I did that, and more than I ever imagined.
No regrets.
The last two years, as I felt into my place here in this little New Mexican, historical area of old homesteads, small farms run by the same families for many years and now subdivided into tiny homesteads, the more attached to the people I became. I fell in love with the woman (Carmen), my dear sister-friend who is selling her home to me. She is one of the most loving people I have met in my entire life. I often imagine what my life would have been like if I had known people like her while I was growing up. Carmen teaches me more about generosity and love than anyone has ever taught me, and she teaches solely through her own grace and living-love example.
Today, most of the old farms are divided into smaller lots, and still owned by the children and grandchildren of the original homesteaders. My neighbors are still homesteaders with anywhere from one acre to five or six acres (as Mary Lewis says, “A Tiny Homestead.”) Many of them grow gardens, and can, pickle and dry their own food. Many of them grow fruit trees and share their fruit with their neighbors, and they raise chickens, ducks, and so forth.
As I hemmed and hawed about where and how I wanted to live, two things kept coming back to me. One: this is a time to gather, to connect, to help others, and to learn to let others help me. That is something I have never done…let others help me. Yes, I am very good at being independent, a real warrior, a true survivalist, a barefoot hiker, a woman who lies naked in the dirt and rolls around in the mud and the squishy bread dough of life, a woman who charges headlong into her fear.

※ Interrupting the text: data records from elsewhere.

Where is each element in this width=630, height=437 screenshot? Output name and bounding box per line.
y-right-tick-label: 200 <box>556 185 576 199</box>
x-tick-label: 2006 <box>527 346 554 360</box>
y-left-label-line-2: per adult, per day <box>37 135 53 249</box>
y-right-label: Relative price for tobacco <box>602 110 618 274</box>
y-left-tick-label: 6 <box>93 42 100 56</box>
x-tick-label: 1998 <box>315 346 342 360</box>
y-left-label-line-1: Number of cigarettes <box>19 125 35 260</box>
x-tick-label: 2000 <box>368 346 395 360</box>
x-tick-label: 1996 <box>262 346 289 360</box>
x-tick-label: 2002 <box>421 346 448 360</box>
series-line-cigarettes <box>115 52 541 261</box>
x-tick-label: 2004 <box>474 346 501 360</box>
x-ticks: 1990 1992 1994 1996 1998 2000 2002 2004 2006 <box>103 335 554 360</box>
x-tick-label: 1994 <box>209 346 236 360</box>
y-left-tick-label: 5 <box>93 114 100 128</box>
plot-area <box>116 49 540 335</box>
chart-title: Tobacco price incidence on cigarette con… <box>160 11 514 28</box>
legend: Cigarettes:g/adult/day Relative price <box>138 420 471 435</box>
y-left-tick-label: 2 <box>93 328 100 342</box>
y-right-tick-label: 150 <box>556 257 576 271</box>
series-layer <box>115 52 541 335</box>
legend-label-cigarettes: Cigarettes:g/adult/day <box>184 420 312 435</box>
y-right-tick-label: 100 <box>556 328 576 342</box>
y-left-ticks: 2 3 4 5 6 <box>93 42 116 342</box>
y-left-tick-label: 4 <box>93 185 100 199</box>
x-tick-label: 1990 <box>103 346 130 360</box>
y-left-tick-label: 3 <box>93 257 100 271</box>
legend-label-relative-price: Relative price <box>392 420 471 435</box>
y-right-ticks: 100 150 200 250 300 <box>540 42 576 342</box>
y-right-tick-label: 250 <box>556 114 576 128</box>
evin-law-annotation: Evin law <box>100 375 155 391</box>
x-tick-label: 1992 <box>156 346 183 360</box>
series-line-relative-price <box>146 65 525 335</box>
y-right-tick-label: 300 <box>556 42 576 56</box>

BUT….I recently started to experience something I never felt in my life, a sense of community, something akin to what I imagine the old pioneers might have felt. The people living around me are so selflessly kind, so caring, and even loving, and I am only just getting to know them. Yet, they already reach out with love, kindness, and support. I know that if I ever need help, the neighbors will turn up to assist in any way they can. That moves me to tears. I’ve never really had that in my life.
The more I looked at this tiny little plot of Earth, the softer my heart became. Something in me wanted to tenderly care for the land, protect it, and listen to what it needed, and to more closely listen to the species who desperately need to live here. I found myself asking, “Who can I share one small acre with? What lives, what other intelligent species desperately need shelter, homes, food, water, and safety, a happy place to carry out their daily lives?”

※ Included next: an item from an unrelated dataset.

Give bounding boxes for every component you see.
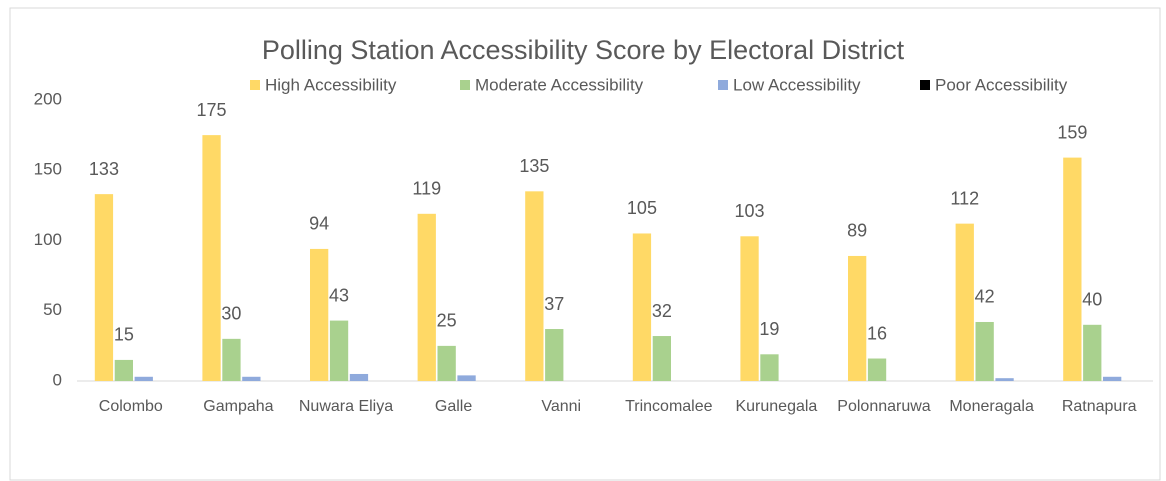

All of a sudden, I was filled with an intense desire to give something back. I already have been given so much from the Living Earth. I have been blessed to live in (and with) some of the wildest, remotest places on Earth, places that didn’t ask anything of me, places that birthed ME.
Now suddenly, this tiny piece of Living Earth is calling for me to help it.…in some ways, for ME to birth IT. Lately, I feel that I already hear the millions of voices of all the species wanting to come home to wildflowers, native grasses, water, a flourishing ecosystem, as if they already know of my dream. “Please, please, do this for us, Robin. So many of us are dying. Make a happy home for us, a place to flourish.”
Can I do this? I don’t yet know. But I do know that I cannot resist the call of so many loving voices. So, come spring I will dig, and plant, and compost, and lug, and water, and throw seed. I will learn and make mistakes and start over, again and again if needs be. And, all the while my heart will pray as hope blooms on this one tiny patch of Living Earth.
I will never ‘own’ this delicate patch of Earth…it is only in my care….for a time.
Over thirty years ago, Carmen planted four tiny twigs of grape-vine-cuttings next to a long fence. Now, thirty years later, I harvest more grapes that I can eat, freeze, can, and give away. I invite my neighbors to come and pick, or I pick for them. This same dear woman planted a tiny plumb tree that now produces thousands of plums. Little did she know that thirty years down the road, I would come along and reap the mouthwatering abundance of her labors.
Her actions make me very aware of the vital importance of doing things that outlive us, actions that leave a lasting and healing impact upon the Earth, in the world, and on those who follow in our footsteps. No positive, caring, giving, bold action is too small. My plum tree bears so much fruit that all the neighbors gather under that one small tree and pick and eat plums, and laugh, and catch up on the events of their lives. Just think; one small tree, a little Mother Plum Tree lovingly, selflessly draws so many lives to-gather: humans, birds, bees, wasps, moths, butterflies, and more. All of us gather to nourish our lives from this one loving, little Plum Tree.
This is why I did not buy the large log home on twenty acres of remote wilderness, five hours from Santa Fe. There was no challenge in it. Infinite beauty, peace, and love? Yes, of course. But no challenge, no obvious need from the land, no way to give back to the Earth that healed me all those years ago, Earth that always loves me.
Now, is a time for me and so many of us to Give Back.
Just as important, at this stage of my life, I want to ‘Gather,’ learn more, teach more, share more, write more, create more, and grow more. I want to give back even a tiny portion of all I’ve so generously been given.
I humbly take on this huge and seemingly impossible dream, this one tiny acre, and create sanctuary for all the species that once lived here. I will foster life, one step at a time. I never would have guessed that the smallest plot of land in my care would hold the biggest challenge. How wonderful. I know the Earth and all her Beings will continue to teach and guide me…just as they always do. I might fall down, but I will listen. I will learn.
*What dream makes your heart leap to life?
*What dream might seem all but impossible, yet you still desire to live it?
*What dream keeps you alive?
All my love to you,
Roby
PS: Eventually, I hope to share photos of my home and the progress that’s made to create a living legacy, a pollinator conservancy for all the life that needs to live here.…not just me.